VitoCorleoneOfMNMafia · 15/03/2024 11:30

Lion400 · 15/03/2024 09:32

Later this morning in the HoP.

This looks like it might be important and need it's own thread.

VitoCorleoneOfMNMafia · 15/03/2024 11:34

@Lion400 This bill? https://bills.parliament.uk/bills/3560

Lion400 · 15/03/2024 11:40

It will be of interest to see how this discussion is approached by all parties. Or if it’s ignored by some, that tells us a lot in itself.

Helleofabore · 15/03/2024 11:57

The fact that it is well recorded that David Reimer was bullied about his ‘gait’ and his body being ‘masculine’, is just a glimpse as to why the conclusion of this study was always flawed. And if Dadjoke had any care about this case he would have taken the time to understand just how weak this ‘evidence’ is.

The evidence:

A boy was castrated and lied to about a fundamental fact directly impacting his body and his identity.

That boy was identical enough to his brother that he would see himself reflected everyday as a male person. Something fraternal twins did not experience.

The boy would have known that he did not have the genitals like female children. But was teased for ‘male cues’.

Then he realised he did not develop like female people.

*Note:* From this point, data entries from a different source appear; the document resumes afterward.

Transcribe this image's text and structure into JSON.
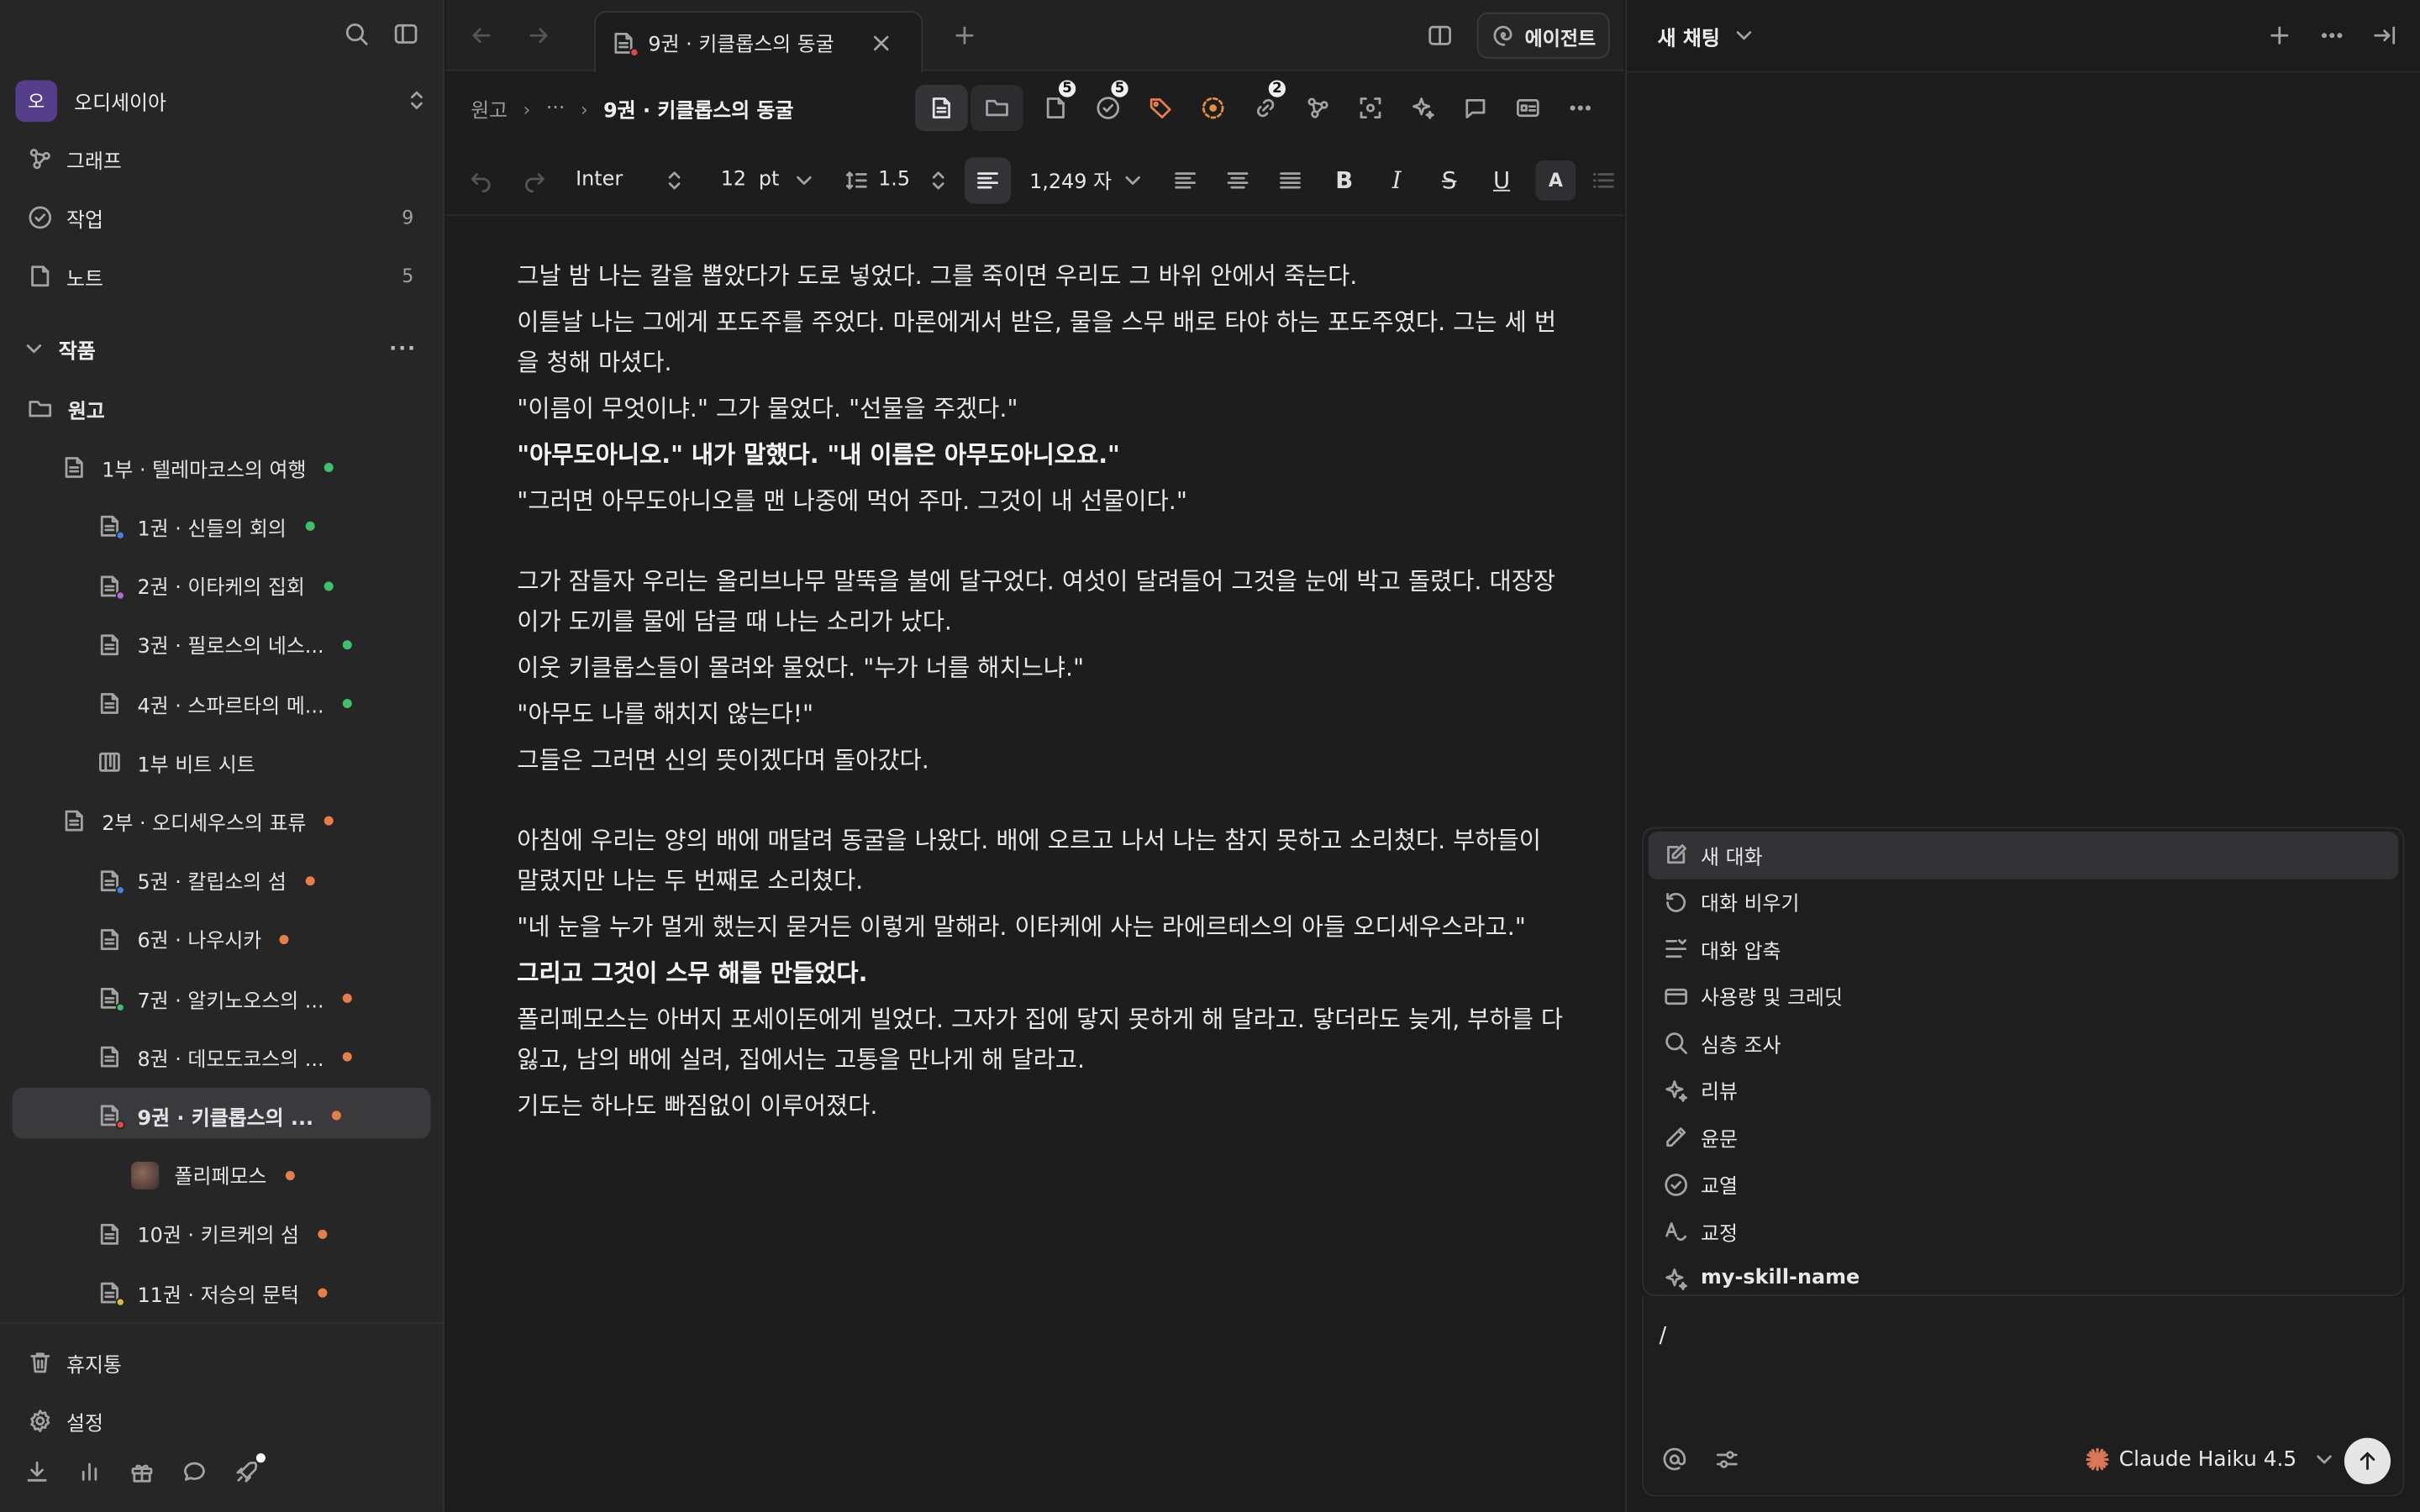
{
  "sidebar": {
    "vault": {
      "avatar": "오",
      "name": "오디세이아"
    },
    "nav": [
      {
        "label": "그래프",
        "count": ""
      },
      {
        "label": "작업",
        "count": "9"
      },
      {
        "label": "노트",
        "count": "5"
      }
    ],
    "section_title": "작품",
    "section_more": "···",
    "tree": [
      {
        "label": "원고",
        "level": 0
      },
      {
        "label": "1부 · 텔레마코스의 여행",
        "level": 1,
        "dot": "#3fbf6a"
      },
      {
        "label": "1권 · 신들의 회의",
        "level": 2,
        "dot": "#3fbf6a",
        "mini": "#4a7de0"
      },
      {
        "label": "2권 · 이타케의 집회",
        "level": 2,
        "dot": "#3fbf6a",
        "mini": "#b46ad8"
      },
      {
        "label": "3권 · 필로스의 네스...",
        "level": 2,
        "dot": "#3fbf6a"
      },
      {
        "label": "4권 · 스파르타의 메...",
        "level": 2,
        "dot": "#3fbf6a"
      },
      {
        "label": "1부 비트 시트",
        "level": 2
      },
      {
        "label": "2부 · 오디세우스의 표류",
        "level": 1,
        "dot": "#e67e4a"
      },
      {
        "label": "5권 · 칼립소의 섬",
        "level": 2,
        "dot": "#e67e4a",
        "mini": "#4a7de0"
      },
      {
        "label": "6권 · 나우시카",
        "level": 2,
        "dot": "#e67e4a"
      },
      {
        "label": "7권 · 알키노오스의 ...",
        "level": 2,
        "dot": "#e67e4a",
        "mini": "#3fbf6a"
      },
      {
        "label": "8권 · 데모도코스의 ...",
        "level": 2,
        "dot": "#e67e4a"
      },
      {
        "label": "9권 · 키클롭스의 ...",
        "level": 2,
        "dot": "#e67e4a",
        "mini": "#e04a4a",
        "active": true
      },
      {
        "label": "폴리페모스",
        "level": 3,
        "dot": "#e67e4a"
      },
      {
        "label": "10권 · 키르케의 섬",
        "level": 2,
        "dot": "#e67e4a"
      },
      {
        "label": "11권 · 저승의 문턱",
        "level": 2,
        "dot": "#e67e4a",
        "mini": "#e0b84a"
      }
    ],
    "trash": "휴지통",
    "settings": "설정"
  },
  "tab": {
    "title": "9권 · 키클롭스의 동굴"
  },
  "breadcrumb": {
    "root": "원고",
    "ellipsis": "···",
    "current": "9권 · 키클롭스의 동굴"
  },
  "badges": {
    "docs": "5",
    "tasks": "5",
    "links": "2"
  },
  "agent_button": "에이전트",
  "format": {
    "font": "Inter",
    "size": "12",
    "unit": "pt",
    "line_height": "1.5",
    "word_count": "1,249 자"
  },
  "editor": {
    "paragraphs": [
      {
        "text": "그날 밤 나는 칼을 뽑았다가 도로 넣었다. 그를 죽이면 우리도 그 바위 안에서 죽는다."
      },
      {
        "text": "이튿날 나는 그에게 포도주를 주었다. 마론에게서 받은, 물을 스무 배로 타야 하는 포도주였다. 그는 세 번을 청해 마셨다."
      },
      {
        "text": "\"이름이 무엇이냐.\" 그가 물었다. \"선물을 주겠다.\""
      },
      {
        "text": "\"아무도아니오.\" 내가 말했다. \"내 이름은 아무도아니오요.\"",
        "bold": true
      },
      {
        "text": "\"그러면 아무도아니오를 맨 나중에 먹어 주마. 그것이 내 선물이다.\""
      },
      {
        "text": "그가 잠들자 우리는 올리브나무 말뚝을 불에 달구었다. 여섯이 달려들어 그것을 눈에 박고 돌렸다. 대장장이가 도끼를 물에 담글 때 나는 소리가 났다.",
        "gap": true
      },
      {
        "text": "이웃 키클롭스들이 몰려와 물었다. \"누가 너를 해치느냐.\""
      },
      {
        "text": "\"아무도 나를 해치지 않는다!\""
      },
      {
        "text": "그들은 그러면 신의 뜻이겠다며 돌아갔다."
      },
      {
        "text": "아침에 우리는 양의 배에 매달려 동굴을 나왔다. 배에 오르고 나서 나는 참지 못하고 소리쳤다. 부하들이 말렸지만 나는 두 번째로 소리쳤다.",
        "gap": true
      },
      {
        "text": "\"네 눈을 누가 멀게 했는지 묻거든 이렇게 말해라. 이타케에 사는 라에르테스의 아들 오디세우스라고.\""
      },
      {
        "text": "그리고 그것이 스무 해를 만들었다.",
        "bold": true
      },
      {
        "text": "폴리페모스는 아버지 포세이돈에게 빌었다. 그자가 집에 닿지 못하게 해 달라고. 닿더라도 늦게, 부하를 다 잃고, 남의 배에 실려, 집에서는 고통을 만나게 해 달라고."
      },
      {
        "text": "기도는 하나도 빠짐없이 이루어졌다."
      }
    ]
  },
  "chat": {
    "title": "새 채팅",
    "menu": [
      {
        "label": "새 대화",
        "icon": "edit-icon",
        "highlighted": true
      },
      {
        "label": "대화 비우기",
        "icon": "rotate-icon"
      },
      {
        "label": "대화 압축",
        "icon": "compress-icon"
      },
      {
        "label": "사용량 및 크레딧",
        "icon": "card-icon"
      },
      {
        "label": "심층 조사",
        "icon": "search-icon"
      },
      {
        "label": "리뷰",
        "icon": "sparkle-icon"
      },
      {
        "label": "윤문",
        "icon": "pen-icon"
      },
      {
        "label": "교열",
        "icon": "check-circle-icon"
      },
      {
        "label": "교정",
        "icon": "spell-icon"
      },
      {
        "label": "my-skill-name",
        "icon": "sparkle-icon"
      }
    ],
    "input_value": "/",
    "model": "Claude Haiku 4.5",
    "accent": "#d97757"
  }
}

All this sick ‘study’ showed, was that despite the abuse of the child, that child worked out that adults had been lying to him.

sourdoughismyreligion · 15/03/2024 11:58

“I was asked which scientists were researching gender identity. I provided a list of 3490 peer reviewed papers written by such scientists. It’s pretty much the most comprehensive list I could have given.”

@DadJoke You did a search using the words ''gender'' and ''identity'', and turned up 3490 papers that included the words ''gender'' and ''identity'' but not necessarily together.

Explain how these two papers support your assertion that gender identity is a well understood scientific concept? They're both from the list of 3490 papers you provided.

Do women sometimes say no when they mean yes? The prevalence and correlates of women's token resistance to sex.

Or this one

The experience of social determinants of health within a Southern European Maltese culture.

You've made the unscientific rookie mistake of believing that the magnitude of results from a search somehow provides robust support for your argument, regardless of how few actually address the topic. This is only going to convince those who don't understand how a scientific argument is constructed. A good argument only needs to provide evidence from a few papers that directly address the point being made. You have failed to do that.